Using VR and AR products can appear with severe physical consequences. Headaches, motion sickness, eye strain, seizures, and other bodily harm are some of the worst-case situations that testers require to be on the lookout for. Though full immersion is the purpose, it’s also essential to define the discomfort of the user as much as possible – and, by extension, restrict the liability of the company creating the product.

Compatibility Testing

Rigorous compatibility testing helps assure that product teams do not encounter any surprises when they go to market. Compatibility testing your app helps estimate the performance of the app when obtained by devices with lower system terms, or on a device that it hasn’t been optimized for. It can also support catch dangerous non-functional problems, such as device overheating.

Also Read: EdTech Software Trends And Things To Focus On While Testing

Conclusion

VR is one of the most interesting technological improvements at our disposal and we should forever be fascinated and charmed by what it can be able of!

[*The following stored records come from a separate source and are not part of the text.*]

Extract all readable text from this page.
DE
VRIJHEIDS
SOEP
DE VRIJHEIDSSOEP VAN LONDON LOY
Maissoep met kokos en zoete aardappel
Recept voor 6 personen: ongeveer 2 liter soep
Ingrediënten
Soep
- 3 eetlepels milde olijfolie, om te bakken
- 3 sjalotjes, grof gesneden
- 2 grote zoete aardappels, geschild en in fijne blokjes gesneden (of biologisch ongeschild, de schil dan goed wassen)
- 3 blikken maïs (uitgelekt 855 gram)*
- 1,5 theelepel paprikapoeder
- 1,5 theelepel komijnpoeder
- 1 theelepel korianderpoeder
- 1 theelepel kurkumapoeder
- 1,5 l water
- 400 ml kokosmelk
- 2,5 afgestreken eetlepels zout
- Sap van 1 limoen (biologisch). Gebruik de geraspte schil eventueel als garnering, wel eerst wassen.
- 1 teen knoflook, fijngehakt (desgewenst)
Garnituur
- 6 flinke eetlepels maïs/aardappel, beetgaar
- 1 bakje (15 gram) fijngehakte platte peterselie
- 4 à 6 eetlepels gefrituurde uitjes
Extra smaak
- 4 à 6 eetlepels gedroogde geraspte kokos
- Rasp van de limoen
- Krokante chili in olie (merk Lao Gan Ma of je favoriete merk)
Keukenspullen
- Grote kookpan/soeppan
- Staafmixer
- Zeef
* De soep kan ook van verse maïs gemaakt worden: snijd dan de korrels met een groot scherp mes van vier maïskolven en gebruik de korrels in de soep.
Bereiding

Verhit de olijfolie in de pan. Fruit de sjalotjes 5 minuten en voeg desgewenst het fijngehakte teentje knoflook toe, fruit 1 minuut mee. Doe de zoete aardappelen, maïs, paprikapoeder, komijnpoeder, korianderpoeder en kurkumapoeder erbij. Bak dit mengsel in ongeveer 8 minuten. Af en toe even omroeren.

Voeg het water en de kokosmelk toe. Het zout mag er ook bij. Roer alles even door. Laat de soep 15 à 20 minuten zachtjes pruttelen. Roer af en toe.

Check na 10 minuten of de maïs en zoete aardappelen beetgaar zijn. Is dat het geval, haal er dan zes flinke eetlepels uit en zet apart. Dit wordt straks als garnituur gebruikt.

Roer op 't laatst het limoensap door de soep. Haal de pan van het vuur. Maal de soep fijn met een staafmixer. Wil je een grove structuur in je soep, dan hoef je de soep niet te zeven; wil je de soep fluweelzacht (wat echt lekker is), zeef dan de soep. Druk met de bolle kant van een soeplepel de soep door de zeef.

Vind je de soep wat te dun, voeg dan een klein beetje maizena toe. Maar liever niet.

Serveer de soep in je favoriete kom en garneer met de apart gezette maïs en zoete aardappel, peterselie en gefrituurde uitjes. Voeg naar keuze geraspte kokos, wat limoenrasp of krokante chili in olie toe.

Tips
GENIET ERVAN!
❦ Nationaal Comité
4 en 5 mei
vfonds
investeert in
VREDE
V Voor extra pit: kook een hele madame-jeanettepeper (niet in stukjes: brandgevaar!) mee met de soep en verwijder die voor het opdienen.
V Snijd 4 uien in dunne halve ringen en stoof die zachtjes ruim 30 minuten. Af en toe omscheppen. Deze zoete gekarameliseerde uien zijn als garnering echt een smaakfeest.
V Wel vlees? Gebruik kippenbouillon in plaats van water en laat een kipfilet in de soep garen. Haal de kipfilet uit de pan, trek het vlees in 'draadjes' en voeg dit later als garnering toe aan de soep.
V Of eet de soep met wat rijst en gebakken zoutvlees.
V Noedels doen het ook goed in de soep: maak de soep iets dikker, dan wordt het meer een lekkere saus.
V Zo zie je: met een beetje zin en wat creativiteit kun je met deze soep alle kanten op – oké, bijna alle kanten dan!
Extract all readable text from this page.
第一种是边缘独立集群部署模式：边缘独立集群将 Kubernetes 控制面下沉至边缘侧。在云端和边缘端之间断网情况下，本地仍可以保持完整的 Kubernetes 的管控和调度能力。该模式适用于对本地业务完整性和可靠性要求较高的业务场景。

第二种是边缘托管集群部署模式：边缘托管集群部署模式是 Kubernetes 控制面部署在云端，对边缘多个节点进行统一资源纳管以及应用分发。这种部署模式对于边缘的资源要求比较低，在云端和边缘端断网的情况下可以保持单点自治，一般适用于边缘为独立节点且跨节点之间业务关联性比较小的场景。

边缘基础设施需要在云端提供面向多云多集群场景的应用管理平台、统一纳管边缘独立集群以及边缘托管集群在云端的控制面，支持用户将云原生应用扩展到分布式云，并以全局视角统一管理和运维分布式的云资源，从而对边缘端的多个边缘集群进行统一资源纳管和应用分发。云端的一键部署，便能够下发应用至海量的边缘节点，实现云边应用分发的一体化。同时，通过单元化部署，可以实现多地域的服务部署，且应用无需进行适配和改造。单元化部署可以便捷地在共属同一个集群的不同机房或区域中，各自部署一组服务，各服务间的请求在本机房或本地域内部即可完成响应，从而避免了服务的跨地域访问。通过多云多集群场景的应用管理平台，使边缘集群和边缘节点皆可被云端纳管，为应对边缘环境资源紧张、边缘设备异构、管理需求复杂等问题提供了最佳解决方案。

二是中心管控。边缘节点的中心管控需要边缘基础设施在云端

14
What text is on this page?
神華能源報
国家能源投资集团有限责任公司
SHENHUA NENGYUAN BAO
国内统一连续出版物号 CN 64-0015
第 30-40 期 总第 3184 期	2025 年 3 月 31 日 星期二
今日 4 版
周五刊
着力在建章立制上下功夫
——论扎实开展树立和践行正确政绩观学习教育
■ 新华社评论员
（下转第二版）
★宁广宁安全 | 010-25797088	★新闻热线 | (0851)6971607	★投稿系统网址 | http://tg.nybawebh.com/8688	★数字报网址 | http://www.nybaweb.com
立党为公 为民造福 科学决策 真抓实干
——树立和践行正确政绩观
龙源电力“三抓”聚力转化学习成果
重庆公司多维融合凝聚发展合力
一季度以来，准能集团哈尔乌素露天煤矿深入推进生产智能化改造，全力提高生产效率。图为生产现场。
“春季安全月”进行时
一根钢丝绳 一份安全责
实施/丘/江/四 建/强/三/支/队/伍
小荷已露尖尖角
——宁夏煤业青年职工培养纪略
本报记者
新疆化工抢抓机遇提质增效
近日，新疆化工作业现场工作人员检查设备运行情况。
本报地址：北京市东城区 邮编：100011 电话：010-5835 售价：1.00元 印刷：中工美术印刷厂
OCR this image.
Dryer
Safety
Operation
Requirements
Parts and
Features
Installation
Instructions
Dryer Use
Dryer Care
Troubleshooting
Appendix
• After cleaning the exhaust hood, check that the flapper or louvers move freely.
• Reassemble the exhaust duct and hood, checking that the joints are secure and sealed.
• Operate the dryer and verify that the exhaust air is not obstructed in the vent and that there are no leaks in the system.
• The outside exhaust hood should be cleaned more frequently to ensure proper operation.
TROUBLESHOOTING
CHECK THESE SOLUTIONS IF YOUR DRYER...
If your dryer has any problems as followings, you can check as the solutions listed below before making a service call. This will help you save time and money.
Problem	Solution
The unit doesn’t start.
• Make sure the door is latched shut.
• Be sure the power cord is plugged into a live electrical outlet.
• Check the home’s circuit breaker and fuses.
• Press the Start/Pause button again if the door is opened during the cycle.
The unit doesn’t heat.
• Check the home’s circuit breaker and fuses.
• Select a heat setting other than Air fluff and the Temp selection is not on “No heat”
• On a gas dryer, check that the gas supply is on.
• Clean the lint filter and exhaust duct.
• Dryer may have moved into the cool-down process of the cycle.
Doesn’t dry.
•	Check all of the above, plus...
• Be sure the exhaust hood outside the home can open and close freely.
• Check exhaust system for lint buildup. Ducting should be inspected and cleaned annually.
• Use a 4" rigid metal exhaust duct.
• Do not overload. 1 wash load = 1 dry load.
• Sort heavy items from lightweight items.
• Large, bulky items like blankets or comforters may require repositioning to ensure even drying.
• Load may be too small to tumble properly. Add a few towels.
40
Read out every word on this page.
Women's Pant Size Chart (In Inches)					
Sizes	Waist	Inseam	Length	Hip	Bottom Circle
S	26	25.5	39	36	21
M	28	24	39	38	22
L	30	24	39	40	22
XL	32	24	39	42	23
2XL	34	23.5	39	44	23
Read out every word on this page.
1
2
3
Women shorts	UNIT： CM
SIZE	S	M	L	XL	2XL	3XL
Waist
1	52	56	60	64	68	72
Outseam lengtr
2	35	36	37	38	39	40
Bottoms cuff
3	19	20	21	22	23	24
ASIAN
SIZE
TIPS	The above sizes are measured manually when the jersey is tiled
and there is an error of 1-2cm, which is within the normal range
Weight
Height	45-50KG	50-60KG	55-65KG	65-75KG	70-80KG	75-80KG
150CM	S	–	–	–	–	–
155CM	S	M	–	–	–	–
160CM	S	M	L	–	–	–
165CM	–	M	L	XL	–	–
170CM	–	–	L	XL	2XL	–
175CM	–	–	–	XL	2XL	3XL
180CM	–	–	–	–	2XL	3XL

However, VR will only continue to be successful if the required testing methods are exercised, with a particular emphasis on QA and user experience.

Not sure if your team can handle VR testing alone? Choose to partner with a QA services provider like TestUnity. Our experienced QA engineers are skilled in all types of manual testing and automation testing. With our team of performance testing experts, your business can accurately test your AR or VR software product and stay on schedule for launch to market. Get in touch with a TestUnity expert today.